Create the cluster using eksctl create cluster -f cluster-SYD.yaml, the YAML file as follow
apiVersion: eksctl.io/v1alpha5
kind: ClusterConfig
metadata:
name: tseldemo
region: ap-southeast-2
version: latest
tags:
karpenter.sh/discovery: tseldemo
karpenter:
version: '1.0.1'
createServiceAccount: true
managedNodeGroups:
- name: nodegroup1
instanceType: m6i.large
privateNetworking: true
desiredCapacity: 1
iam:
withAddonPolicies:
albIngress: true
autoScaler: true
cloudWatch: true
ebs: true
efs: true
fsx: true
imageBuilder: true
xRay: true
awsLoadBalancerController: true
iam:
withOIDC: true
vpcResourceControllerPolicy: true
addons:
- name: vpc-cni
version: latest
useDefaultPodIdentityAssociations: true
- name: kube-proxy
version: latest
useDefaultPodIdentityAssociations: true
- name: coredns
version: latest
useDefaultPodIdentityAssociations: true
- name: aws-efs-csi-driver
version: latest
useDefaultPodIdentityAssociations: true
- name: eks-pod-identity-agent
version: latest
Logs
Anything else we need to know?
I use eksctl in MacOS 14.6.1, install it view homebrew.
Versions
$ eksctl info
eksctl version: 0.189.0
kubectl version: v1.29.1
OS: darwin
@ttirtawi, we have identified the issue and will work on a fix soon. In the meantime, I'd recommend working around this by removing iam.withOIDC as you do not seem to be using IRSA.

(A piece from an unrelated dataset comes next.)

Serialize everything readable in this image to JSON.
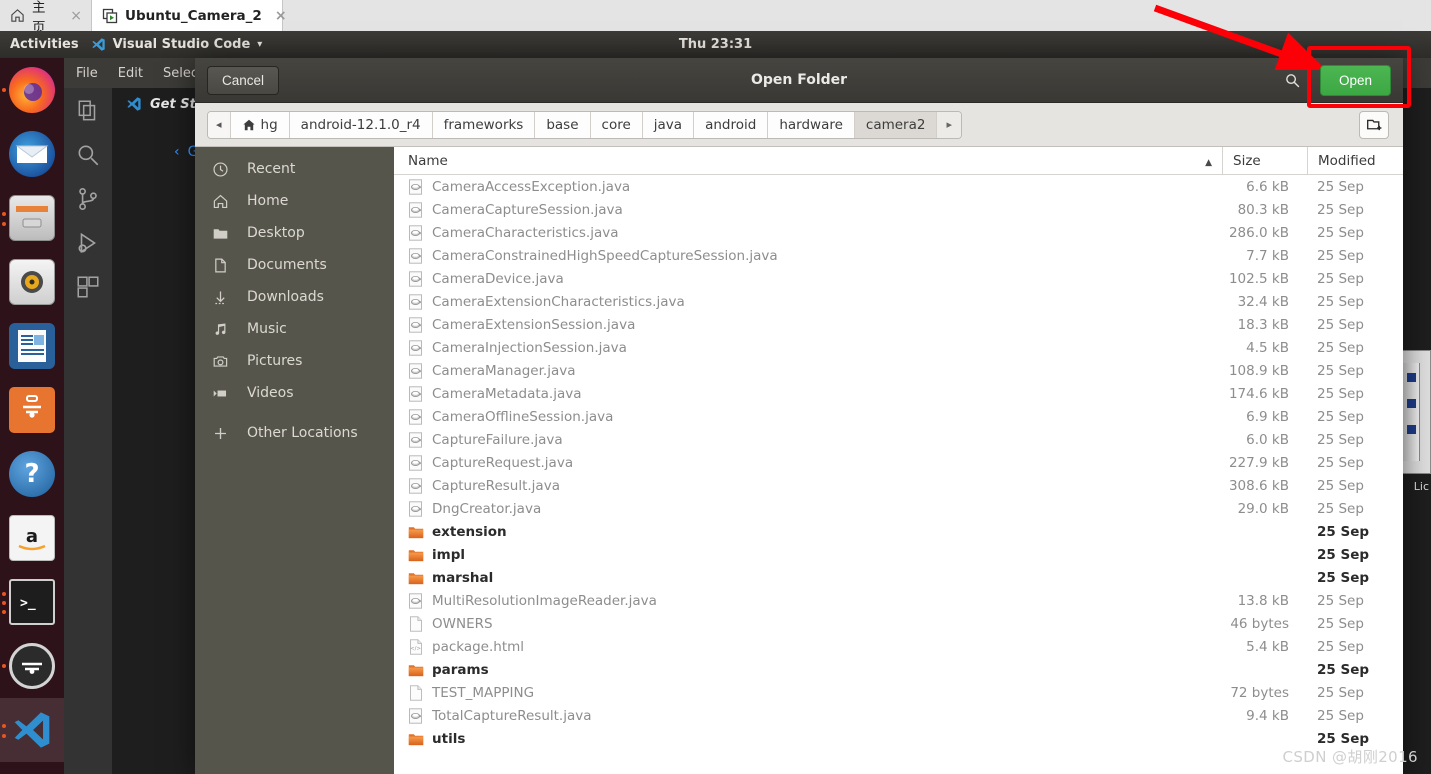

@ttirtawi, we have identified the issue and will work on a fix soon. In the meantime, I'd recommend working around this by removing
iam.withOIDCas you do not seem to be using IRSA.
I encountered the same crash and can confirm that this workaround works. :+1:
However, I think there might be a related documentation issue on this page. The following sentence led me to assume that IRSA/OIDC was still required, so maybe it could be clarified:
Pod Identity Association leverages IRSA, however, it makes it configurable directly through EKS API, eliminating the need for using IAM API altogether.
This issue is stale because it has been open 30 days with no activity. Remove stale label or comment or this will be closed in 5 days.
This issue was closed because it has been stalled for 5 days with no activity.